U.S. attempt to monopolize democracy has become a global pandemic of its own
Updated 19:05, 06-Dec-2021
Bobby Naderi
U.S. President Joe Biden. /AP

U.S. President Joe Biden. /AP

Editor's note: Bobby Naderi is a London-based journalist, guest contributor in print, radio and television, and documentary filmmaker. The article reflects the author's opinions, and not necessarily the views of CGTN.

The United States is a laboratory example of what can happen to democracies when it attempts to monopolize and weaponize the idea in international affairs. It has become a kind of global pandemic of its own.

For the political system in Washington, that means more and more people in the U.S. and other countries are now weary of its flawed electoral rules, the foxy class, the widening wealth gap and the wanton interference in other countries' internal affairs. This visible deterioration in democracy explains why the U.S. has joined the annual list of "backsliding" democracies for the first time, released by the Stockholm-based International Institute for Democracy and Electoral Assistance last month.

"The declines in civil liberties and checks on government indicate that there are serious problems with the fundamentals of democracy in the land of the free," said Alexander Hudson from the European think tank during an interview with AFP.

This is not new. The emperor is naked and the U.S. no longer charts the course. Whoever Americans vote for, only the money and the lobby groups get in. The law allows unlimited campaign contributions by lobby groups, corporations and unions. The organizations that are taking advantage of this law are known as Super PACs and they can remain anonymous.

Money in American democracy is the elephant in the room. In the interim, White House officials have the audacity to ask other countries to ignore the sight and the stench and attend their much-touted "Summit for Democracy." They want to tell world leaders, civil society and private-sector representatives that no one is buying their candidates and access to power, and that there is no power grab or coordination between politicians, the foxy class and the Super PACs.

They also have the audacity to claim that the U.S. is not seeking to impose its own brand of democracy on lands far from home, or use its values as means to divide the planet into different blocs via intervention and subversion. In reality, however, this is little more than a fig leaf, which makes any summit for democracy a self-inflicted wound, an overly ideological approach to managing America's global agenda that turns every response into an endless conflict.

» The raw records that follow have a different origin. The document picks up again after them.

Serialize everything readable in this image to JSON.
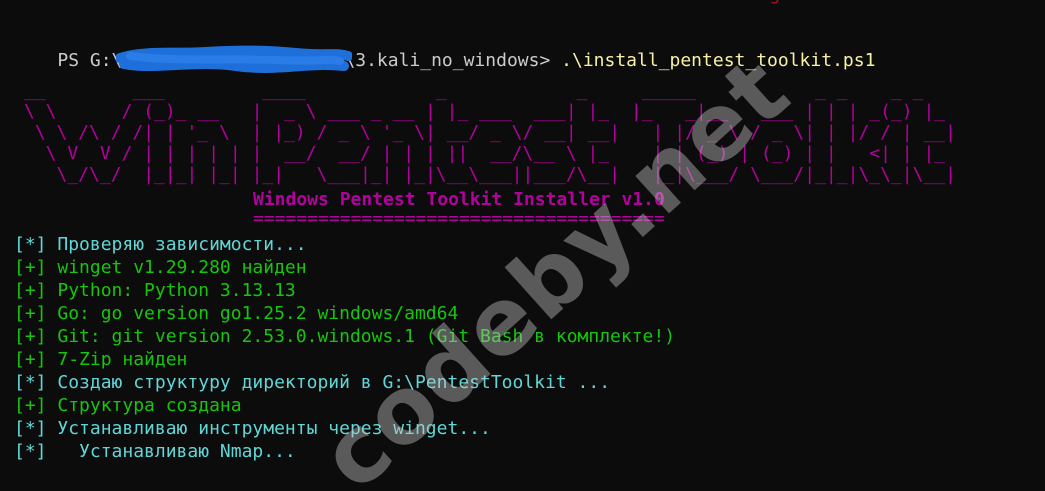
{
  "terminal": {
    "top_partial": "                                                                       g               r",
    "prompt": {
      "prefix": "PS G:\\",
      "path_suffix": "\\3.kali_no_windows> ",
      "command": ".\\install_pentest_toolkit.ps1"
    },
    "banner_lines": [
      "__        ___         ____            _            _     _____           _ _    _ _   ",
      "\\ \\      / (_)_ __   |  _ \\ ___ _ __ | |_ ___  ___| |_  |_   _|__   ___ | | | _(_) |_ ",
      " \\ \\ /\\ / /| | '_ \\  | |_) / _ \\ '_ \\| __/ _ \\/ __| __|   | |/ _ \\ / _ \\| | |/ / | __|",
      "  \\ V  V / | | | | | |  __/  __/ | | | ||  __/\\__ \\ |_    | | (_) | (_) | |   <| | |_ ",
      "   \\_/\\_/  |_|_| |_| |_|   \\___|_| |_|\\__\\___||___/\\__|   |_|\\___/ \\___/|_|_|\\_\\_|\\__|"
    ],
    "installer_title": "Windows Pentest Toolkit Installer v1.0",
    "installer_rule": "======================================",
    "log": [
      {
        "tag": "[*]",
        "text": " Проверяю зависимости...",
        "color": "#61d6d6"
      },
      {
        "tag": "[+]",
        "text": " winget v1.29.280 найден",
        "color": "#16c60c"
      },
      {
        "tag": "[+]",
        "text": " Python: Python 3.13.13",
        "color": "#16c60c"
      },
      {
        "tag": "[+]",
        "text": " Go: go version go1.25.2 windows/amd64",
        "color": "#16c60c"
      },
      {
        "tag": "[+]",
        "text": " Git: git version 2.53.0.windows.1 (Git Bash в комплекте!)",
        "color": "#16c60c"
      },
      {
        "tag": "[+]",
        "text": " 7-Zip найден",
        "color": "#16c60c"
      },
      {
        "tag": "[*]",
        "text": " Создаю структуру директорий в G:\\PentestToolkit ...",
        "color": "#61d6d6"
      },
      {
        "tag": "[+]",
        "text": " Структура создана",
        "color": "#16c60c"
      },
      {
        "tag": "[*]",
        "text": " Устанавливаю инструменты через winget...",
        "color": "#61d6d6"
      },
      {
        "tag": "[*]",
        "text": "   Устанавливаю Nmap...",
        "color": "#61d6d6"
      }
    ]
  },
  "watermark": "codeby.net",
  "colors": {
    "background": "#0c0c0c",
    "banner": "#b4009e",
    "cyan": "#61d6d6",
    "green": "#16c60c",
    "command": "#f9f1a5",
    "redaction": "#1e6fd9"
  }
}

There is a twisted logic to this. The easiest way to get rich in the U.S. is to get elected through democratic backsliding. This is where the legal absence of institutional checks and balances allows greedy politicians and money groups to come together on a scale that is unimaginable in any other country across the globe.

The U.S. Capitol stands in Washington, D.C., U.S., January 11, 2021. /Getty

The U.S. Capitol stands in Washington, D.C., U.S., January 11, 2021. /Getty

The Senate and Congress are packed with wealthy politicians, but it is not that easy to get elected. Candidates have to be heavily connected to lobby groups, such as the Wall Street, National Rifle Association, military-industrial complex and super-rich elites. It takes a lot of lobby and cash to secure safe seats.

Here is the thing. When it comes to the National Rifle Association, climate change deniers, Big Oil or military-industrial complex, these "hired guns" waste no time to pass legislation at Congress that would support their biggest donors. In return, they get all the cash they need for re-election campaigns.  

In no small part does this explain the depth of cynicism, alienation and mistrust that the public has for America's illusion of participatory democracy and sovereign foreign policy. The U.S. has deviated from the essence of democracy and its original design. Few people in the country and around the world have confidence in such a flawed system. It's the type of democracy that only generates division and misery.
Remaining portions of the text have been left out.